Philosopher, Economist

KARL WIDERQUIST, Ph.D. is a Professor of political philosophy at SFS-Qatar, Georgetown University, specializing in distributive justice—the ethics of who has what. He has published seven books, including "Prehistoric Myths in Modern Political Philosophy" (Edinburgh University Press 2017, coauthored by  Grant S. McCall), "Independence, Propertylessness, and Basic Income: A Theory of Freedom as the Power to Say No" (Palgrave Macmillan 2013), and "Basic Income: An Anthology of Contemporary Research" (Wiley-Blackwell 2013). He is a co-founder of the journal Basic Income Studies, the only academic journal devoted to research on Basic Income. Widerquist has published dozens of articles both in the popular media and in academic journals (such as Political Studies; the Eastern Economic Journal; Politics and Society; and Politics, Philosophy, and Economics). He holds two doctorates—one in Political Theory form Oxford University (2006) and one in Economics from the City University of New York (1996).
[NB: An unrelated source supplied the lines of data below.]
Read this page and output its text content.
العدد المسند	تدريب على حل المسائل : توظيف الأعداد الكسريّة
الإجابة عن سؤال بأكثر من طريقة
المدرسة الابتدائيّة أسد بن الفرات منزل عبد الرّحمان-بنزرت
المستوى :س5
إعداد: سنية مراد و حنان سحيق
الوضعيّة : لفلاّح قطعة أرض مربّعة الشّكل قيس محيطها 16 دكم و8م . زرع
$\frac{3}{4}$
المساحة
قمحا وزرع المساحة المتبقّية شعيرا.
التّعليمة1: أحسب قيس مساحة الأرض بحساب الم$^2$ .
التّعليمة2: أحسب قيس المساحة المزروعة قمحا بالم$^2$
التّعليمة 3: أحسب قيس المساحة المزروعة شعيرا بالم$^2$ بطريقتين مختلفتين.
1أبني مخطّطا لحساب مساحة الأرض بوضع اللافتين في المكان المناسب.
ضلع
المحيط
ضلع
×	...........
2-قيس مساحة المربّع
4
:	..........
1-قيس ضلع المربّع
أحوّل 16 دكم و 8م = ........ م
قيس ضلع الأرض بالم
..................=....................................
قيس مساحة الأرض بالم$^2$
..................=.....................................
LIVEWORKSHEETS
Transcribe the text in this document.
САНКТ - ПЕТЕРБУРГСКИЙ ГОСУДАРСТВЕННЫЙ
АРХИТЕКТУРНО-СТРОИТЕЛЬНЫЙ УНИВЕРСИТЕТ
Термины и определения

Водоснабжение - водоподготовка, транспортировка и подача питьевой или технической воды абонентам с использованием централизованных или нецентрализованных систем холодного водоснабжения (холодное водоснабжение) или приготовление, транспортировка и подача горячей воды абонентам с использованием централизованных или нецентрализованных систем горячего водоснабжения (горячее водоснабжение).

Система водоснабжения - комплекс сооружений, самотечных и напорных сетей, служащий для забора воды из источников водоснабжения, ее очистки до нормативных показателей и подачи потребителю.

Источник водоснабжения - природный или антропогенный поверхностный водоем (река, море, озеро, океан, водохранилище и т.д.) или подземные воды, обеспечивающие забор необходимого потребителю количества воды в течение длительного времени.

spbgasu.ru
He writes the blog "the Indepentarian" for Basic Income News.

He has appeared on or been quoted by many major media outlets, such as NPR’s On Point, NPR’s Marketplace, PRI’s the World, CNBC, Al-Jazeera, 538, Vice, Dissent, the  New York Times, Forbes, the Financial Times, and the Atlantic Monthly, which called him “a leader of the worldwide basic income movement.”